Sanders, a longtime critic of the nation’s campaign finance system, is releasing a plan Monday aimed at ending the influence of corporate cash in politics, including at the 2020 Democratic National Convention.
The Vermont senator pledges to put a stop to all corporate PAC contributions to the convention if he wins the Democratic Party’s presidential nomination. AT&T, Facebook, Independence Blue Cross and other companies each gave seven-figure donations to the event’s host committee in 2016.
Sanders’ plan states that corporate lobbyists “were everywhere and filled the VIP suites” at the convention, adding that “this type of corporate sponsorship is a corrupting influence and must end if politicians are going to represent the American people.” His proposal also calls for a lifetime lobbying ban on Democratic National Committee chairs and co-chairs, as well as a prohibition on them working for companies that hold federal contracts or are trying to obtain government approval for mergers or other projects.
“Our grassroots-funded campaign is proving every single day that you don’t need billionaires and private fundraisers to run for president,” Sanders said in a statement. “We’ve received more contributions from more individual contributors than any campaign in the history of American politics because we understand the basic reality that you can’t take on a corrupt system if you take its money.”
Sanders’ policy comes days after he was released from the hospital following a heart attack. He has promised to return to work after “a short time off.”
His team has sought to project a business-as-usual tone, with two of his campaign co-chairs, Rep. Ro Khanna (D-Calif.) and Mayor Carmen Yulín Cruz of San Juan, Puerto Rico, stumping for Sanders over the weekend in Iowa and New Hampshire.
Sanders’ platform against corporate money also puts a spotlight on the candidate’s fundraising operation, which is powered almost exclusively by small-dollar donors. Sanders raised $25.3 million in the third quarter of the year, more than any other Democratic presidential candidate, but that news has been subsumed somewhat by his health scare.
In addition to trying to change the way the convention is funded, Sanders’ plan also seeks to bar corporate contributions for inaugural events and limit individual donations to $500 apiece.
Sanders’ policy puts the DNC in a difficult situation, and could potentially reignite tensions between the party organization and his campaign. DNC officials went to K Street last month to explain how corporations could contribute to the 2020 convention, which will be held in Milwaukee. Some lobbyists have been concerned that a candidate such as Sanders or Elizabeth Warren may try to halt corporate donations if they receive the party’s nomination.

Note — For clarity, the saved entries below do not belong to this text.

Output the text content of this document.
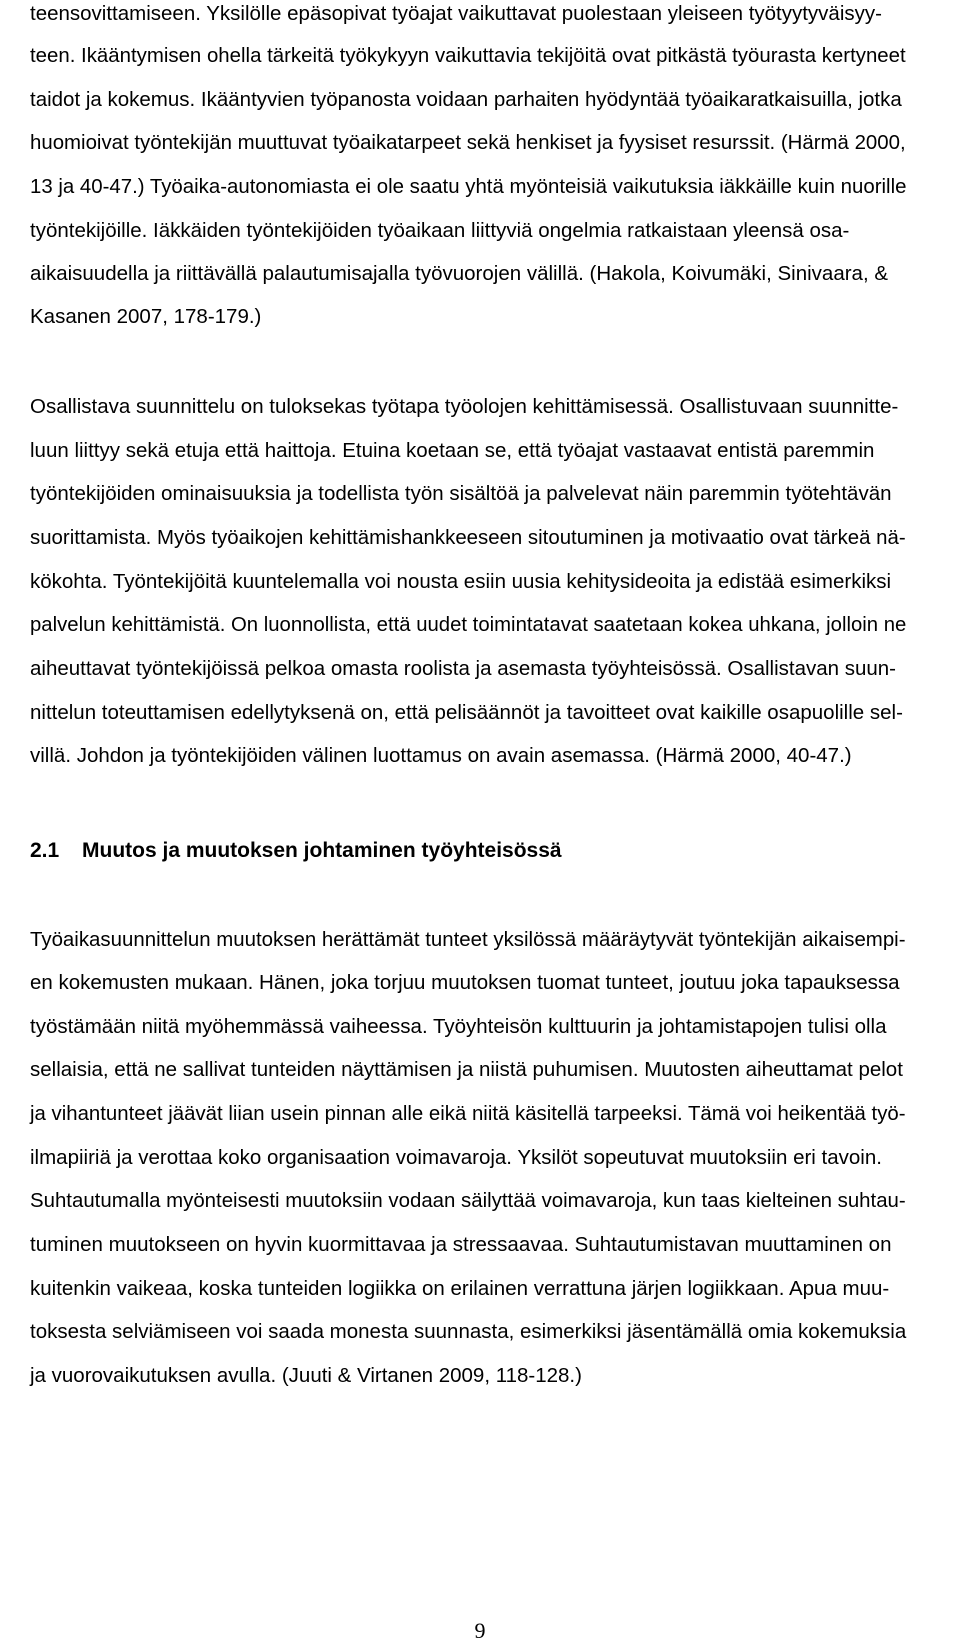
teensovittamiseen. Yksilölle epäsopivat työajat vaikuttavat puolestaan yleiseen työtyytyväisyy-
teen. Ikääntymisen ohella tärkeitä työkykyyn vaikuttavia tekijöitä ovat pitkästä työurasta kertyneet
taidot ja kokemus. Ikääntyvien työpanosta voidaan parhaiten hyödyntää työaikaratkaisuilla, jotka
huomioivat työntekijän muuttuvat työaikatarpeet sekä henkiset ja fyysiset resurssit. (Härmä 2000,
13 ja 40-47.) Työaika-autonomiasta ei ole saatu yhtä myönteisiä vaikutuksia iäkkäille kuin nuorille
työntekijöille. Iäkkäiden työntekijöiden työaikaan liittyviä ongelmia ratkaistaan yleensä osa-
aikaisuudella ja riittävällä palautumisajalla työvuorojen välillä. (Hakola, Koivumäki, Sinivaara, &
Kasanen 2007, 178-179.)
Osallistava suunnittelu on tuloksekas työtapa työolojen kehittämisessä. Osallistuvaan suunnitte-
luun liittyy sekä etuja että haittoja. Etuina koetaan se, että työajat vastaavat entistä paremmin
työntekijöiden ominaisuuksia ja todellista työn sisältöä ja palvelevat näin paremmin työtehtävän
suorittamista. Myös työaikojen kehittämishankkeeseen sitoutuminen ja motivaatio ovat tärkeä nä-
kökohta. Työntekijöitä kuuntelemalla voi nousta esiin uusia kehitysideoita ja edistää esimerkiksi
palvelun kehittämistä. On luonnollista, että uudet toimintatavat saatetaan kokea uhkana, jolloin ne
aiheuttavat työntekijöissä pelkoa omasta roolista ja asemasta työyhteisössä. Osallistavan suun-
nittelun toteuttamisen edellytyksenä on, että pelisäännöt ja tavoitteet ovat kaikille osapuolille sel-
villä. Johdon ja työntekijöiden välinen luottamus on avain asemassa. (Härmä 2000, 40-47.)
2.1 Muutos ja muutoksen johtaminen työyhteisössä
Työaikasuunnittelun muutoksen herättämät tunteet yksilössä määräytyvät työntekijän aikaisempi-
en kokemusten mukaan. Hänen, joka torjuu muutoksen tuomat tunteet, joutuu joka tapauksessa
työstämään niitä myöhemmässä vaiheessa. Työyhteisön kulttuurin ja johtamistapojen tulisi olla
sellaisia, että ne sallivat tunteiden näyttämisen ja niistä puhumisen. Muutosten aiheuttamat pelot
ja vihantunteet jäävät liian usein pinnan alle eikä niitä käsitellä tarpeeksi. Tämä voi heikentää työ-
ilmapiiriä ja verottaa koko organisaation voimavaroja. Yksilöt sopeutuvat muutoksiin eri tavoin.
Suhtautumalla myönteisesti muutoksiin vodaan säilyttää voimavaroja, kun taas kielteinen suhtau-
tuminen muutokseen on hyvin kuormittavaa ja stressaavaa. Suhtautumistavan muuttaminen on
kuitenkin vaikeaa, koska tunteiden logiikka on erilainen verrattuna järjen logiikkaan. Apua muu-
toksesta selviämiseen voi saada monesta suunnasta, esimerkiksi jäsentämällä omia kokemuksia
ja vuorovaikutuksen avulla. (Juuti & Virtanen 2009, 118-128.)
9
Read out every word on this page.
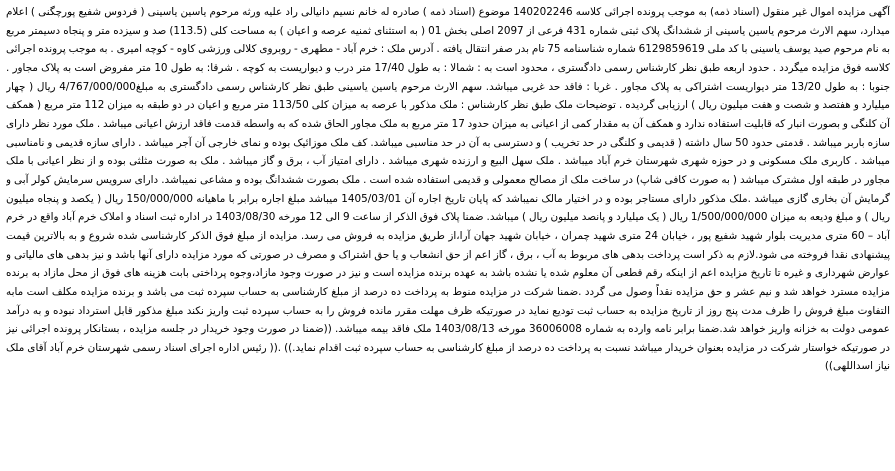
آگهی مزایده اموال غیر منقول (اسناد ذمه) به موجب پرونده اجرائی کلاسه 140202246 موضوع (اسناد ذمه ) صادره له خانم نسیم دانیالی راد علیه ورثه مرحوم یاسین یاسینی ( فردوس شفیع پورچگنی ) اعلام میدارد، سهم الارث مرحوم یاسین یاسینی از ششدانگ پلاک ثبتی شماره 431 فرعی از 2097 اصلی بخش 01 ( به استثنای ثمنیه عرصه و اعیان ) به مساحت کلی (113.5) صد و سیزده متر و پنجاه دسیمتر مربع به نام مرحوم صید یوسف یاسینی با کد ملی 6129859619 شماره شناسنامه 75 تام بدر صفر انتقال یافته . آدرس ملک : خرم آباد - مطهری - روبروی کلالی ورزشی کاوه - کوچه امیری . به موجب پرونده اجرائی کلاسه فوق مزایده میگردد . حدود اربعه طبق نظر کارشناس رسمی دادگستری ، محدود است به : شمالا : به طول 17/40 متر درب و دیواریست به کوچه . شرقا: به طول 10 متر مفروض است به پلاک مجاور . جنوبا : به طول 13/20 متر دیواریست اشتراکی به پلاک مجاور . غربا : فاقد حد غربی میباشد. سهم الارث مرحوم یاسین یاسینی طبق نظر کارشناس رسمی دادگستری به مبلغ4/767/000/000 ریال ( چهار میلیارد و هفتصد و شصت و هفت میلیون ریال ) ارزیابی گردیده . توضیحات ملک طبق نظر کارشناس : ملک مذکور با عرصه به میزان کلی 113/50 متر مربع و اعیان در دو طبقه به میزان 112 متر مربع ( همکف آن کلنگی و بصورت انبار که قابلیت استفاده ندارد و همکف آن به مقدار کمی از اعیانی به میزان حدود 17 متر مربع به ملک مجاور الحاق شده که به واسطه قدمت فاقد ارزش اعیانی میباشد . ملک مورد نظر دارای سازه باربر میباشد . قدمتی حدود 50 سال داشته ( قدیمی و کلنگی در حد تخریب ) و دسترسی به آن در حد مناسبی میباشد. کف ملک موزائیک بوده و نمای خارجی آن آجر میباشد . دارای سازه قدیمی و نامناسبی میباشد . کاربری ملک مسکونی و در حوزه شهری شهرستان خرم آباد میباشد . ملک سهل البیع و ارزنده شهری میباشد . دارای امتیاز آب ، برق و گاز میباشد . ملک به صورت مثلثی بوده و از نظر اعیانی با ملک مجاور در طبقه اول مشترک میباشد ( به صورت کافی شاپ) در ساخت ملک از مصالح معمولی و قدیمی استفاده شده است . ملک بصورت ششدانگ بوده و مشاعی نمیباشد. دارای سرویس سرمایش کولر آبی و گرمایش آن بخاری گازی میباشد .ملک مذکور دارای مستاجر بوده و در اختیار مالک نمیباشد که پایان تاریخ اجاره آن 1405/03/01 میباشد مبلغ اجاره برابر با ماهیانه 150/000/000 ریال ( یکصد و پنجاه میلیون ریال ) و مبلغ ودیعه به میزان 1/500/000/000 ریال ( یک میلیارد و پانصد میلیون ریال ) میباشد. ضمنا پلاک فوق الذکر از ساعت 9 الی 12 مورخه 1403/08/30 در اداره ثبت اسناد و املاک خرم آباد واقع در خرم آباد – 60 متری مدیریت بلوار شهید شفیع پور ، خیابان 24 متری شهید چمران ، خیابان شهید جهان آرا،از طریق مزایده به فروش می رسد. مزایده از مبلغ فوق الذکر کارشناسی شده شروع و به بالاترین قیمت پیشنهادی نقدا فروخته می شود.لازم به ذکر است پرداخت بدهی های مربوط به آب ، برق ، گاز اعم از حق انشعاب و یا حق اشتراک و مصرف در صورتی که مورد مزایده دارای آنها باشد و نیز بدهی های مالیاتی و عوارض شهرداری و غیره تا تاریخ مزایده اعم از اینکه رقم قطعی آن معلوم شده یا نشده باشد به عهده برنده مزایده است و نیز در صورت وجود مازاد،وجوه پرداختی بابت هزینه های فوق از محل مازاد به برنده مزایده مسترد خواهد شد و نیم عشر و حق مزایده نقداً وصول می گردد .ضمنا شرکت در مزایده منوط به پرداخت ده درصد از مبلغ کارشناسی به حساب سپرده ثبت می باشد و برنده مزایده مکلف است مابه التفاوت مبلغ فروش را ظرف مدت پنج روز از تاریخ مزایده به حساب ثبت تودیع نماید در صورتیکه ظرف مهلت مقرر مانده فروش را به حساب سپرده ثبت واریز نکند مبلغ مذکور قابل استرداد نبوده و به درآمد عمومی دولت به خزانه واریز خواهد شد.ضمنا برابر نامه وارده به شماره 36006008 مورخه 1403/08/13 ملک فاقد بیمه میباشد. ((ضمنا در صورت وجود خریدار در جلسه مزایده ، بستانکار پرونده اجرائی نیز در صورتیکه خواستار شرکت در مزایده بعنوان خریدار میباشد نسبت به پرداخت ده درصد از مبلغ کارشناسی به حساب سپرده ثبت اقدام نماید.)) .(( رئیس اداره اجرای اسناد رسمی شهرستان خرم آباد آقای ملک نیاز اسداللهی))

Convention CEO Joe Solmonese said at the time that the DNC is not expecting to return any contributions, no matter who wins the primary. It is unclear how the Sanders team would address such a situation, or what would happen during a brokered convention, but the campaign is adamant that it would not allow any corporate funding for the event.
“Bernie Sanders fights for the people, cannot be bought and is under no obligation to fulfill any transaction with a corporation trying to corruptly buy access,” said Josh Orton, Sanders’ national policy director. “A Bernie Sanders convention will be a people-powered convention.”
Sanders also vows in his proposal to try to pass a constitutional amendment “that makes clear that money is not speech and corporations are not people,” and replace what his campaign calls the “worthless” Federal Election Commission with a Federal Election Administration proposed by former Sens. John McCain and Russ Feingold. He wants to pass public-financing laws for all federal elections, and allow voters to use “universal small-dollar vouchers” to donate to candidates as well. Several of Sanders’ proposals would require congressional approval.